Dans le parc on trouve des statues monumentales, dont
une de Picasso, une installation de Richard Serra qui exposait au Grand Palais,
il y a peu de temps. De son côté, le groupe LVMH contrôlé par Bernard Arnault
(comment faire la part entre ce qui appartient au groupe et ce qui appartient à
son propriétaire ?) a acheté Château-Yquem dans le vignoble bordelais. Bernard
Arnault y a marié sa fille. On pourrait multiplier les exemples. C'est ce que
nous appelons, en nous inspirant de Pierre Bourdieu, le capital symbolique.

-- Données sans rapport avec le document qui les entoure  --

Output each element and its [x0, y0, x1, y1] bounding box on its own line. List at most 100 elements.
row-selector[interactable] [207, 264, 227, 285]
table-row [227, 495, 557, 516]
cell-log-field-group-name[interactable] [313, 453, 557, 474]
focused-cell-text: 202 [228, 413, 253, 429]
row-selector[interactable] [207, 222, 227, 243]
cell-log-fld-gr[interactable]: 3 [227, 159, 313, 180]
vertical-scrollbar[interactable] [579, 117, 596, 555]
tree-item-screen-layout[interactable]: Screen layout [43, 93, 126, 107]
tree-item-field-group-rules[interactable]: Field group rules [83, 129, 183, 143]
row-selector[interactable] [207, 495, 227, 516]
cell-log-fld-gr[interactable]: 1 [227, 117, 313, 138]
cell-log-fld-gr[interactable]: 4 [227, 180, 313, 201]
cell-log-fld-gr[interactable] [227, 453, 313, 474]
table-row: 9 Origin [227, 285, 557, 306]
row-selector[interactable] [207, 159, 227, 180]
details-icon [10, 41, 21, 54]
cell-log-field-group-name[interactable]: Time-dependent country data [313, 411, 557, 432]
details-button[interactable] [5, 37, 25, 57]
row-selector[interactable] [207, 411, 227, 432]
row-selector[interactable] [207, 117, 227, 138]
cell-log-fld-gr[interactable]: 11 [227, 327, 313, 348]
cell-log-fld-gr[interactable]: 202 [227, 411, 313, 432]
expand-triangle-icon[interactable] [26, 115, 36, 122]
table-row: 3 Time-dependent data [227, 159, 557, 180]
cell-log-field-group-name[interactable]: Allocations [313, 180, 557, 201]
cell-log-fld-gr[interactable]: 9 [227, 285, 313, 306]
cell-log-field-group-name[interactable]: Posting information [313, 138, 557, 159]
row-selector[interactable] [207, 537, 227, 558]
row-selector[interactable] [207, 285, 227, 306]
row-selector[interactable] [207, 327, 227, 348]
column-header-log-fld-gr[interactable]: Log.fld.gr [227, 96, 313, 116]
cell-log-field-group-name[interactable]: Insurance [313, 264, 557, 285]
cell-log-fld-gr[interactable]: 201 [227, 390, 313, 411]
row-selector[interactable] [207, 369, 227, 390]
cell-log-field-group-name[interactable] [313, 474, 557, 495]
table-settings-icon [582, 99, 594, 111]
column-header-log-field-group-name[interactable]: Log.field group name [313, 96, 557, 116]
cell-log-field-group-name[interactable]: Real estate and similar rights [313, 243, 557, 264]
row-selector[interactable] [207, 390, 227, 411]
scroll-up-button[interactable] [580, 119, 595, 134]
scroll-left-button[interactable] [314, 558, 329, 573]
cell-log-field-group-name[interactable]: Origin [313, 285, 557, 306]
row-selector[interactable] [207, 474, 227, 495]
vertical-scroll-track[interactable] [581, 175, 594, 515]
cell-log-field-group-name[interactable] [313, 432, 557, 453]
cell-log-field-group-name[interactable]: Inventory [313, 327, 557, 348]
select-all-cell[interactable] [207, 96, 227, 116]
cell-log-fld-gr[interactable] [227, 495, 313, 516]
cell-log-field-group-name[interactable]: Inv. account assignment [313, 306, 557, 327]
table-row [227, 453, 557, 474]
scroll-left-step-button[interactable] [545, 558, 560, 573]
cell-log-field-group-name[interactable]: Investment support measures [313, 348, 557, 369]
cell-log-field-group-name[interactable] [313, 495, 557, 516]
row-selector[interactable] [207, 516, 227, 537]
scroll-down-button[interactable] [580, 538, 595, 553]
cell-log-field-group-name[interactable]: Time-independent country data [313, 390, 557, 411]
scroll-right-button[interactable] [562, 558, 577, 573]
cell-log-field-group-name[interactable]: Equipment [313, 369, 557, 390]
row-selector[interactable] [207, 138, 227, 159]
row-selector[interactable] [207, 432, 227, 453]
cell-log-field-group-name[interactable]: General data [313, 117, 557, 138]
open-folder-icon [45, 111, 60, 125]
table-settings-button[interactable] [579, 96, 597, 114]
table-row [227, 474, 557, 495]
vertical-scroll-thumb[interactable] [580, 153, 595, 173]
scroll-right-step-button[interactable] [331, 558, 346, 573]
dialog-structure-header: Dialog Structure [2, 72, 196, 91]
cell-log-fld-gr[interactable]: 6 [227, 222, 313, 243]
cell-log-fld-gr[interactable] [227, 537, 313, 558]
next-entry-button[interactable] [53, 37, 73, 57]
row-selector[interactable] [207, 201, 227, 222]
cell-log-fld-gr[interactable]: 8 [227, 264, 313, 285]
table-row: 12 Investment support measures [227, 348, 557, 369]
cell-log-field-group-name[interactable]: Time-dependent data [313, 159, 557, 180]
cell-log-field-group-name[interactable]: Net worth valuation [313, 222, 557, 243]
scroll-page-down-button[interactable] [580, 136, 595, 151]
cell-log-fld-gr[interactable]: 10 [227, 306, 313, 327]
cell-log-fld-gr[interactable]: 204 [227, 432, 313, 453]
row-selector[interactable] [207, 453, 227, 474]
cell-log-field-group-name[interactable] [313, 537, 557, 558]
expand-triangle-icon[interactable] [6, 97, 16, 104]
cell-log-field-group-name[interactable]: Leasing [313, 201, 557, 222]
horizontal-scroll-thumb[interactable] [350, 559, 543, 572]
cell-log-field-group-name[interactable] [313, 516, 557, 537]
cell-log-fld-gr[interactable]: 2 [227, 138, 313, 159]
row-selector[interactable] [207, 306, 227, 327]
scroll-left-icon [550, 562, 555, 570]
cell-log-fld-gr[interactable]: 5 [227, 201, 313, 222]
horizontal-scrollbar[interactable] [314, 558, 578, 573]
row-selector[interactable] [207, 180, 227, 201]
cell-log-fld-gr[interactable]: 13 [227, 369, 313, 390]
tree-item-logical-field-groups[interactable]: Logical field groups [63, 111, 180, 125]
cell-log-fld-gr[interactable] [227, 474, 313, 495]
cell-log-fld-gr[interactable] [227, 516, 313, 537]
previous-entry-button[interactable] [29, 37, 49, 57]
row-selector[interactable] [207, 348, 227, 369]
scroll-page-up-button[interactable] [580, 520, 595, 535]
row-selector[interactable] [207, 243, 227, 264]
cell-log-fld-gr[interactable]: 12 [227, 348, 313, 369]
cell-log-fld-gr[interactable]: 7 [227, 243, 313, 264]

Yquem, les grands vins... c'est la culture française, l'ancienneté, la
tradition, le prestige.
Et pour avoir vraiment du pouvoir, il faut avoir du
prestige ?
Michel Pinçon. Cette richesse difficile à
acquérir assoit le pouvoir sur une dimension symbolique. Un portefeuille
d'actions ne donne pas une légitimité sociale. Château-Yquem ou des musées
d'art contemporain ont une valeur monétaire, mais donnent surtout un certain
label. Arnault, lui aussi, s'est lancé dans la création d'une fondation
consacrée à l'art au Jardin d'acclimatation, dans le bois de Boulogne. Pourquoi
investir dans des entreprises de ce type ? Ils gagnent de l'argent, bien sûr,
et cela leur permet d'intervenir au coeur du marché de l'art. Ils se donnent
aussi un statut de mécènes, montrent leur intérêt pour la culture. C'est une
valorisation symbolique de leur personne.
Cet argent procure aussi un confort quotidien hors du
commun...
Michel Pinçon. Il n'est pas nécessaire
d'atteindre ces niveaux de revenus pour être dégagés des soucis du quotidien.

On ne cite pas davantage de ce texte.